California is also paying legislative attention to rental car companies. Effective January 1, 2025, California removed the sunset date of January 1, 2028, to indefinitely extend current laws that govern rental car companies’ activation of surveillance trackers in rental cars if not returned within a specific period. The new law shortened the time, from 72 to 24 hours, that a rental company must wait after the contracted or extended return date before activating surveillance trackers in the car, establishes conditions when it is permissible to access driving behavior data (in this context, data relating to the renter’s use of the rental vehicle) obtained from the technology, and sets out record retention requirements of 12 months after the activation of the technology.

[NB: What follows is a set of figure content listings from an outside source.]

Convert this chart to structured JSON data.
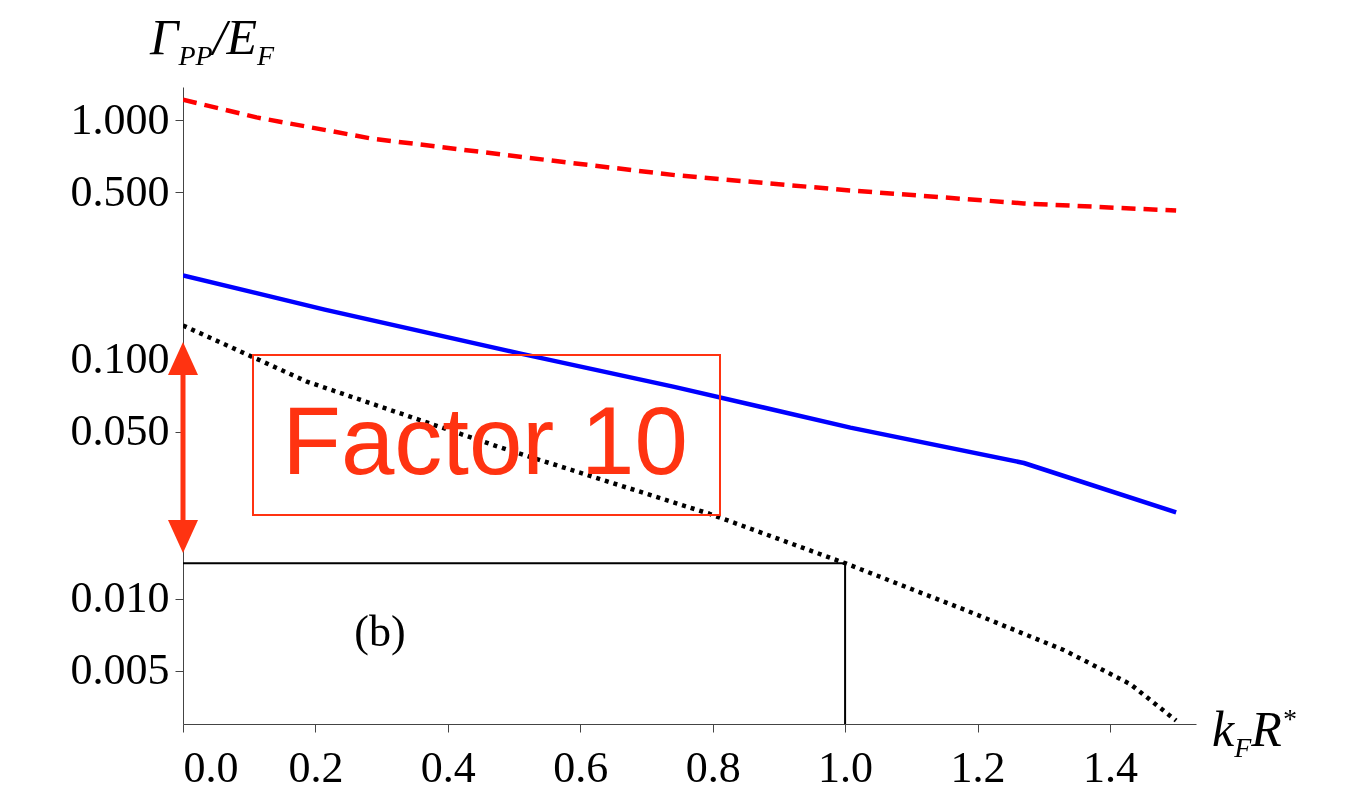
{
  "chart_data": {
    "type": "line",
    "xlabel": "k$_{F}$R$^{*}$",
    "ylabel": "Γ$_{PP}$/E$_{F}$",
    "log": "y",
    "xlim": [
      0,
      1.53
    ],
    "ylim": [
      0.003,
      1.38
    ],
    "xticks": [
      {
        "value": 0,
        "label": "0.0"
      },
      {
        "value": 0.2,
        "label": "0.2"
      },
      {
        "value": 0.4,
        "label": "0.4"
      },
      {
        "value": 0.6,
        "label": "0.6"
      },
      {
        "value": 0.8,
        "label": "0.8"
      },
      {
        "value": 1,
        "label": "1.0"
      },
      {
        "value": 1.2,
        "label": "1.2"
      },
      {
        "value": 1.4,
        "label": "1.4"
      }
    ],
    "yticks": [
      {
        "value": 0.005,
        "label": "0.005"
      },
      {
        "value": 0.01,
        "label": "0.010"
      },
      {
        "value": 0.05,
        "label": "0.050"
      },
      {
        "value": 0.1,
        "label": "0.100"
      },
      {
        "value": 0.5,
        "label": "0.500"
      },
      {
        "value": 1,
        "label": "1.000"
      }
    ],
    "grid": false,
    "marker": "none",
    "annotations": [
      "Factor 10",
      "(b)"
    ],
    "series": [
      {
        "color": "#ff0000",
        "line_style": "dashed",
        "x": [
          0,
          0.111,
          0.285,
          0.575,
          0.745,
          1.007,
          1.27,
          1.5
        ],
        "values": [
          1.22,
          1.03,
          0.84,
          0.67,
          0.59,
          0.51,
          0.45,
          0.42
        ]
      },
      {
        "color": "#0000ff",
        "line_style": "solid",
        "x": [
          0,
          0.214,
          0.51,
          0.742,
          1.008,
          1.27,
          1.5
        ],
        "values": [
          0.225,
          0.162,
          0.106,
          0.077,
          0.052,
          0.037,
          0.023
        ]
      },
      {
        "color": "#000000",
        "line_style": "dotted",
        "x": [
          0,
          0.187,
          0.479,
          0.795,
          1.0,
          1.181,
          1.331,
          1.431,
          1.5
        ],
        "values": [
          0.139,
          0.081,
          0.043,
          0.0227,
          0.0141,
          0.009,
          0.0061,
          0.0044,
          0.0031
        ]
      },
      {
        "color": "#000000",
        "line_style": "solid",
        "x": [
          0,
          1,
          1
        ],
        "values": [
          0.0141,
          0.0141,
          0.003
        ]
      }
    ]
  }
}
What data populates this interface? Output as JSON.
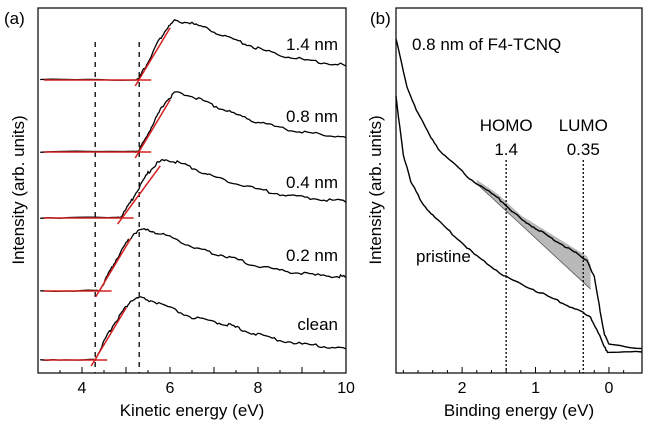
{
  "chart_data": [
    {
      "panel_label": "(a)",
      "type": "line",
      "xlabel": "Kinetic energy (eV)",
      "ylabel": "Intensity (arb. units)",
      "xlim": [
        3,
        10
      ],
      "x_ticks": [
        4,
        6,
        8,
        10
      ],
      "y_ticks_labeled": false,
      "grid": false,
      "vertical_guides_x": [
        4.3,
        5.3
      ],
      "series": [
        {
          "name": "clean",
          "onset_x": 4.3,
          "points": [
            [
              3.05,
              0.0
            ],
            [
              4.2,
              0.0
            ],
            [
              4.3,
              0.0
            ],
            [
              4.5,
              0.3
            ],
            [
              4.7,
              0.58
            ],
            [
              4.9,
              0.8
            ],
            [
              5.1,
              1.0
            ],
            [
              5.3,
              1.06
            ],
            [
              5.6,
              1.0
            ],
            [
              6.0,
              0.88
            ],
            [
              6.5,
              0.72
            ],
            [
              7.0,
              0.64
            ],
            [
              7.3,
              0.6
            ],
            [
              7.6,
              0.52
            ],
            [
              8.0,
              0.42
            ],
            [
              8.5,
              0.33
            ],
            [
              9.0,
              0.26
            ],
            [
              9.5,
              0.22
            ],
            [
              10.0,
              0.19
            ]
          ]
        },
        {
          "name": "0.2 nm",
          "onset_x": 4.4,
          "points": [
            [
              3.05,
              0.0
            ],
            [
              4.3,
              0.0
            ],
            [
              4.4,
              0.0
            ],
            [
              4.6,
              0.28
            ],
            [
              4.8,
              0.56
            ],
            [
              5.0,
              0.8
            ],
            [
              5.2,
              1.0
            ],
            [
              5.45,
              1.04
            ],
            [
              5.8,
              0.98
            ],
            [
              6.2,
              0.86
            ],
            [
              6.6,
              0.72
            ],
            [
              7.0,
              0.64
            ],
            [
              7.4,
              0.56
            ],
            [
              7.8,
              0.46
            ],
            [
              8.3,
              0.37
            ],
            [
              8.8,
              0.31
            ],
            [
              9.3,
              0.26
            ],
            [
              9.8,
              0.24
            ],
            [
              10.0,
              0.23
            ]
          ]
        },
        {
          "name": "0.4 nm",
          "onset_x": 4.9,
          "points": [
            [
              3.05,
              0.0
            ],
            [
              4.8,
              0.0
            ],
            [
              4.9,
              0.02
            ],
            [
              5.1,
              0.25
            ],
            [
              5.3,
              0.52
            ],
            [
              5.5,
              0.76
            ],
            [
              5.7,
              0.93
            ],
            [
              5.9,
              1.0
            ],
            [
              6.2,
              0.94
            ],
            [
              6.6,
              0.82
            ],
            [
              7.0,
              0.7
            ],
            [
              7.5,
              0.58
            ],
            [
              8.0,
              0.48
            ],
            [
              8.5,
              0.4
            ],
            [
              9.0,
              0.34
            ],
            [
              9.5,
              0.3
            ],
            [
              10.0,
              0.27
            ]
          ]
        },
        {
          "name": "0.8 nm",
          "onset_x": 5.3,
          "points": [
            [
              3.05,
              0.0
            ],
            [
              5.2,
              0.0
            ],
            [
              5.3,
              0.02
            ],
            [
              5.5,
              0.3
            ],
            [
              5.7,
              0.6
            ],
            [
              5.9,
              0.86
            ],
            [
              6.1,
              1.0
            ],
            [
              6.4,
              0.98
            ],
            [
              6.8,
              0.86
            ],
            [
              7.2,
              0.72
            ],
            [
              7.6,
              0.6
            ],
            [
              8.0,
              0.5
            ],
            [
              8.5,
              0.4
            ],
            [
              9.0,
              0.33
            ],
            [
              9.5,
              0.28
            ],
            [
              10.0,
              0.25
            ]
          ]
        },
        {
          "name": "1.4 nm",
          "onset_x": 5.3,
          "points": [
            [
              3.05,
              0.0
            ],
            [
              5.2,
              0.0
            ],
            [
              5.3,
              0.02
            ],
            [
              5.5,
              0.3
            ],
            [
              5.7,
              0.6
            ],
            [
              5.9,
              0.86
            ],
            [
              6.1,
              1.0
            ],
            [
              6.4,
              0.98
            ],
            [
              6.8,
              0.88
            ],
            [
              7.2,
              0.76
            ],
            [
              7.6,
              0.64
            ],
            [
              8.0,
              0.53
            ],
            [
              8.5,
              0.42
            ],
            [
              9.0,
              0.34
            ],
            [
              9.5,
              0.28
            ],
            [
              10.0,
              0.24
            ]
          ]
        }
      ]
    },
    {
      "panel_label": "(b)",
      "type": "line",
      "xlabel": "Binding energy (eV)",
      "ylabel": "Intensity (arb. units)",
      "xlim": [
        2.9,
        -0.45
      ],
      "x_ticks": [
        2,
        1,
        0
      ],
      "y_ticks_labeled": false,
      "grid": false,
      "marker_lines": [
        {
          "label": "HOMO",
          "value_label": "1.4",
          "x": 1.4
        },
        {
          "label": "LUMO",
          "value_label": "0.35",
          "x": 0.35
        }
      ],
      "series": [
        {
          "name": "0.8 nm of F4-TCNQ",
          "points": [
            [
              2.9,
              0.92
            ],
            [
              2.75,
              0.78
            ],
            [
              2.6,
              0.7
            ],
            [
              2.45,
              0.64
            ],
            [
              2.3,
              0.59
            ],
            [
              2.1,
              0.55
            ],
            [
              1.9,
              0.51
            ],
            [
              1.7,
              0.48
            ],
            [
              1.5,
              0.45
            ],
            [
              1.35,
              0.42
            ],
            [
              1.2,
              0.39
            ],
            [
              1.05,
              0.37
            ],
            [
              0.9,
              0.35
            ],
            [
              0.75,
              0.33
            ],
            [
              0.6,
              0.31
            ],
            [
              0.45,
              0.29
            ],
            [
              0.3,
              0.27
            ],
            [
              0.2,
              0.22
            ],
            [
              0.12,
              0.12
            ],
            [
              0.06,
              0.05
            ],
            [
              0.0,
              0.02
            ],
            [
              -0.45,
              0.01
            ]
          ]
        },
        {
          "name": "pristine",
          "points": [
            [
              2.9,
              0.75
            ],
            [
              2.8,
              0.58
            ],
            [
              2.7,
              0.5
            ],
            [
              2.55,
              0.44
            ],
            [
              2.4,
              0.4
            ],
            [
              2.2,
              0.36
            ],
            [
              2.0,
              0.32
            ],
            [
              1.8,
              0.28
            ],
            [
              1.6,
              0.25
            ],
            [
              1.4,
              0.22
            ],
            [
              1.2,
              0.2
            ],
            [
              1.0,
              0.18
            ],
            [
              0.8,
              0.16
            ],
            [
              0.6,
              0.14
            ],
            [
              0.4,
              0.12
            ],
            [
              0.25,
              0.1
            ],
            [
              0.15,
              0.06
            ],
            [
              0.08,
              0.02
            ],
            [
              0.02,
              0.0
            ],
            [
              -0.45,
              0.0
            ]
          ]
        }
      ],
      "shaded_region": {
        "x_from": 1.8,
        "x_to": 0.25,
        "between": "0.8 nm of F4-TCNQ and linear background"
      }
    }
  ]
}
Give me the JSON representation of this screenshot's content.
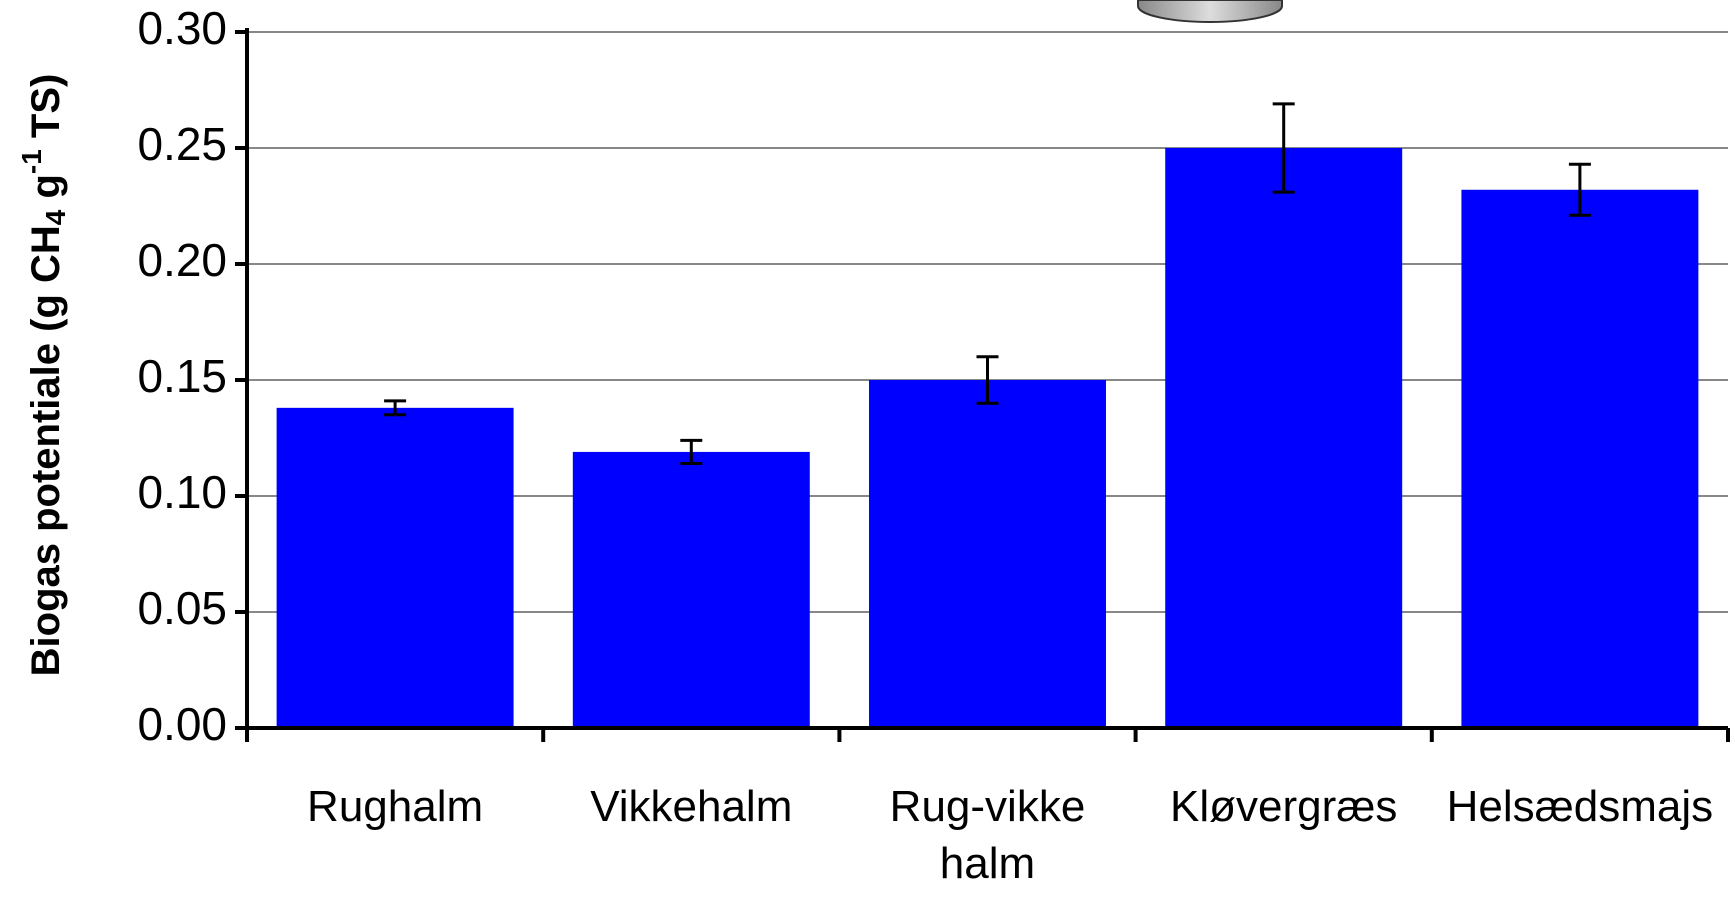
{
  "chart_data": {
    "type": "bar",
    "y_label": [
      "Biogas potentiale (g CH",
      "4",
      " g",
      "-1",
      " TS)"
    ],
    "categories": [
      "Rughalm",
      "Vikkehalm",
      "Rug-vikke halm",
      "Kløvergræs",
      "Helsædsmajs"
    ],
    "values": [
      0.138,
      0.119,
      0.15,
      0.25,
      0.232
    ],
    "errors": [
      0.003,
      0.005,
      0.01,
      0.019,
      0.011
    ],
    "color": "#0000ff",
    "ylim": [
      0,
      0.3
    ],
    "yticks": [
      {
        "value": 0,
        "label": "0.00"
      },
      {
        "value": 0.05,
        "label": "0.05"
      },
      {
        "value": 0.1,
        "label": "0.10"
      },
      {
        "value": 0.15,
        "label": "0.15"
      },
      {
        "value": 0.2,
        "label": "0.20"
      },
      {
        "value": 0.25,
        "label": "0.25"
      },
      {
        "value": 0.3,
        "label": "0.30"
      }
    ],
    "grid": true
  }
}
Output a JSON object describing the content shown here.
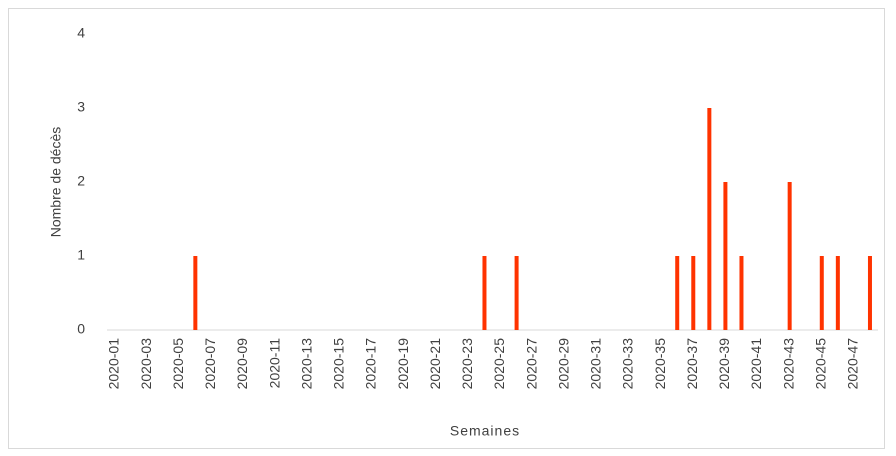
{
  "chart_data": {
    "type": "bar",
    "x_label": "Semaines",
    "y_label": "Nombre de décès",
    "categories": [
      "2020-01",
      null,
      "2020-03",
      null,
      "2020-05",
      null,
      "2020-07",
      null,
      "2020-09",
      null,
      "2020-11",
      null,
      "2020-13",
      null,
      "2020-15",
      null,
      "2020-17",
      null,
      "2020-19",
      null,
      "2020-21",
      null,
      "2020-23",
      null,
      "2020-25",
      null,
      "2020-27",
      null,
      "2020-29",
      null,
      "2020-31",
      null,
      "2020-33",
      null,
      "2020-35",
      null,
      "2020-37",
      null,
      "2020-39",
      null,
      "2020-41",
      null,
      "2020-43",
      null,
      "2020-45",
      null,
      "2020-47",
      null
    ],
    "values": [
      0,
      0,
      0,
      0,
      0,
      1,
      0,
      0,
      0,
      0,
      0,
      0,
      0,
      0,
      0,
      0,
      0,
      0,
      0,
      0,
      0,
      0,
      0,
      1,
      0,
      1,
      0,
      0,
      0,
      0,
      0,
      0,
      0,
      0,
      0,
      1,
      1,
      3,
      2,
      1,
      0,
      0,
      2,
      0,
      1,
      1,
      0,
      1
    ],
    "color": "#ff3300",
    "ylim": [
      0,
      4
    ],
    "yticks": [
      0,
      1,
      2,
      3,
      4
    ],
    "grid": false
  }
}
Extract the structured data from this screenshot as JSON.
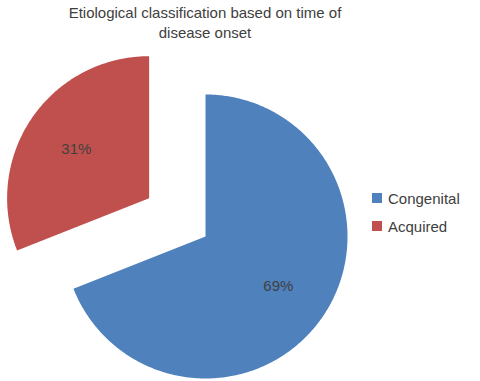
{
  "chart_data": {
    "type": "pie",
    "title": "Etiological classification based on time of disease onset",
    "categories": [
      "Congenital",
      "Acquired"
    ],
    "values": [
      69,
      31
    ],
    "value_labels": [
      "69%",
      "31%"
    ],
    "colors": [
      "#4f81bd",
      "#c0504d"
    ],
    "data_labels": true,
    "legend": "right"
  }
}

More legislation about location data are on the way

Some bills broadly govern the use of consumer precise geolocation data, but they could still apply to driver’s behavior data involving location data. Practice due diligence to consider all applicable laws before collecting, processing, and disclosing location data.

  • Oregon’s HB 3875 would apply the requirements of the state’s consumer privacy law to car manufacturers in how they process consumers’ driving behavior data, irrespective of the number of consumers served;
  • Illinois SB 2121/HB3712 establishes prohibitions for a covered entity to collect or process individuals’ precise geolocation data, except for permissible purposes, and provides measures to be taken before processing location data;
  • Kentucky HB 20 establishes prohibitions on the use of tracking devices, such as installing the device in a motor vehicle without the owner’s/lessee’s knowledge or consent and using the device to track the location of a motor vehicle without the owner’s/lessee’s knowledge or consent.

California’s AG announced the start of its investigative sweep into businesses’ collection, processing, and sales of consumers’ location data earlier this month. This initiative focuses on how businesses offer and allow consumers to exercise their right to limit use and stop selling and sharing of their geolocation data. So, now’s the time to reassess how you process consumers’ driver’s location data.

Notice and consent are crucial before you process driver’s data

Competent authorities are doubling down on their enforcement actions, and it’s high time to double-check if your data collection and processing practices are legal. The key to staying on the right side of the law is to clearly notify your consumers if their driver’s behavior data will be collected and shared with third parties and for what purpose, and obtain explicit consent from them, so they know exactly what they are consenting to and how their data will be used.

Also, all relevant data privacy protection laws concerning precise geolocation data and trackers should be considered since driver’s behavior data can encompass such sensitive data in its scope.